Nach dem gestrigen 8:8-Ausgleich konnte sich Day durchsetzen – er gewann die ersten drei Frames mit Breaks von 2×48 und 46 Punkte bevor Higgins überhaupt zum Zug kam und einen Frame einem 83er-Break gewann. Doch das konnte seine Niederlage nicht mehr verhindern. In den nächsten beiden Frames konnte er keine Punkte mehr holen, Day spielte weitere Breaks von 2×48 und 69 Punkten und holte sich so den Sieg.

Ding Junhui musste bereits die Segel streichen, gegen Stephen Hendry spielte er einfach nicht auf dem Niveau, das wir von ihm gewohnt sind. Beim Stande von 11:5 konnte Hendry mit dem zweiten Century des Matches seine Vormachtstellung im Match ausbauen. Ding stemmte sich dann noch einmal gegen die Niederlage und spielte Breaks von 79 und 63 Punkte. In Frame 20 schaffte Hendry dann den Spurt über die Ziellinie – mit einem 70er-Break.

Ali Carter baute seine Führung gegen Shaun Murphy in ihrer zweiten Session aus: Die ersten beiden Frames gewann er bevor Murphy sein können zeigen konnte und durch ein 60er-Break seinen dritten Frame gewinnen konnte. Danach dominierte allerdings Carter wieder das Spiel und gewann vier Frames in Folge und hätte im Letzten Frame schon alles klar machen können. Das hätte beiden die letzte Session am Abend gespart. Doch Murphy gewann einen umkämpften Frame.

In der dritten Session ging es dann ganz schnell. Mit einem 45er-Break gewann Carter Frame und Match.

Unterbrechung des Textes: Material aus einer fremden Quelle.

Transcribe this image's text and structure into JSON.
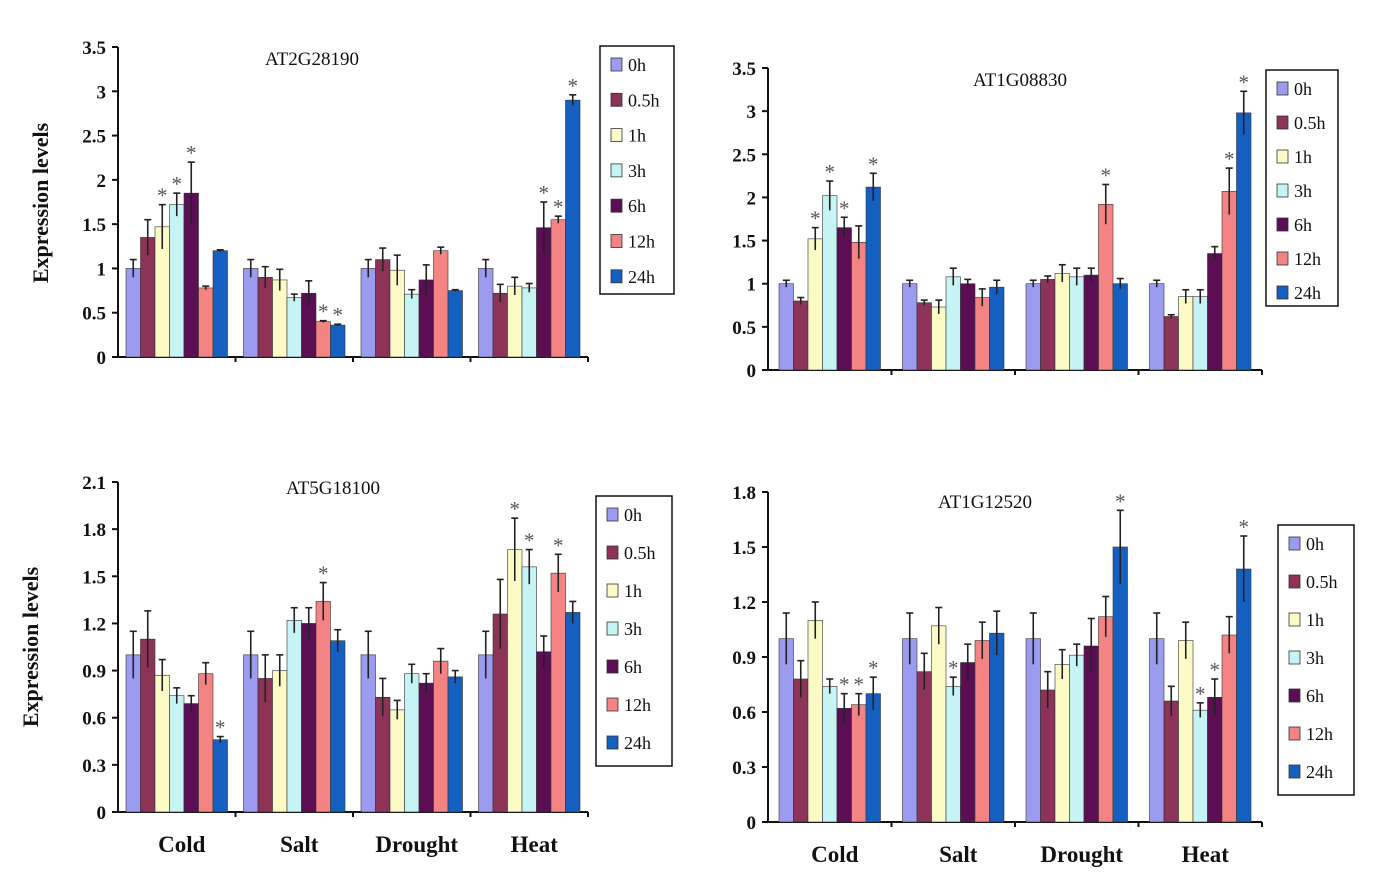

Derweil spielt Stephen Maguire wie von einem anderen Stern. Neil Robertson wurde förmlich überrollt, sein höchstes Break war 33 Punkte! Maguire spielte Serien von 56, 54, 131, 63, 110, 79 und 67 Punkte und ließ Robertson damit keine Chance. Damit könnte Maguire morgen schon den Sack zumachen, ihm bleiben acht Frames um fünf davon zu gewinnen. Wenn er seine heutige Form findet, wird das kein Problem damit haben.

Auch Ronnie O’Sullivan zeigte sich in seinem Achtelfinale gegen Mark Williams gut aufgelegt. Mit dem bisher höchsten Turnierbreak (140 Punkte) schaffte er ein zusätzliches Highlight direkt nach dem Mid-Session-Interval. Er hatte schon den ersten Frame knapp gewonnen, musste dann den Ausgleich hinnehmen. Frame drei gewann er wieder, doch Williams konnte erneut gleichziehen.

Erst nach der Pause konnte O’Sullivan seinen Vorsprung auf drei Frames ausbauen, er spielte Breaks von 140, 81 und 59 Punkte, Williams schaffte erst im letzten Frame den Anschluss mit einer Serie von 88 Punkten schaffen. Dabei spielte er – als der Frame schon sicher war – eine Kombination, die ganz deutlich auch O’Sullivan erfreute.

Kommentare (Abonnieren)

RonnieRulez 27. Apr., 13.11 Uhr

Die Frage ist, ob es für Maguire nicht bessser wäre, mal ein enges Match zu spielen, bin nicht sicher ob es ein Vorteil ist, sich die 3.Session zu ersparen.
ROS erreichte mal so gerade eine durchschnittliche Form, was für Williams schon zu reichen scheint. Ein Armutszeugnis für ihn, dass es 5-3 steht gegen einen Ronnie, der fast keinen LongPot-Fehler ausließ.

Claudia 27. Apr., 14.37 Uhr

ja…das sehe ich genauso..das war auch in der ersten Session gegen Liu Chuang so.. da konnte er sich glücklich schätzen mit 5:4 zu führen…

aber eines ist auch klar: Falls er weiterkommt, muss er noch eine Schippe drauflegen…denn gegen einen Maguire löangt diese Form nicht!
Was mich allerdings beruhigt: Wir reden hier von O´Sullivan. Da kann sich das ruck zuck ändern…

Xristjan 27. Apr., 14.42 Uhr

Das ist doch gerade das (für die Konkurrenz) Beunruhigende: Ronnie kommt mit 80-90% Leistung gut durch.
Ich glaube, Maguire stört das herzlich wenig, ob er sich die 3. Session spart oder nicht. Und die nächste Aufgabe danach (Perry od. Bingham) wird ihn auch wenig gefährden. Interessant wird es wohl erst im Semifinale, dann träfe er auf Carter oder Ebdon, da geht es dann bestimmt enger zu… Dennoch, mich würde es wundern, wenn Maguire nicht das Finale erreicht, er spielt eigentlich bis auf wenige Ausnahmen eine super Saison.

genie 27. Apr., 14.54 Uhr

auch maguire kann schwächen zeigen und schlechte tage erwischen

und einen perry als nächsten gegner zu haben, ist keine leichte aufgabe

Xristjan 28. Apr., 16.36 Uhr

Maguire schwächelt aber jetzt ein wenig, oh oh…

und Ronnie schießt Mark deutlich mit 13:7 ab und im letzten Frame spielt er eine 147, der Wahnsinn, dieser Kerl !!!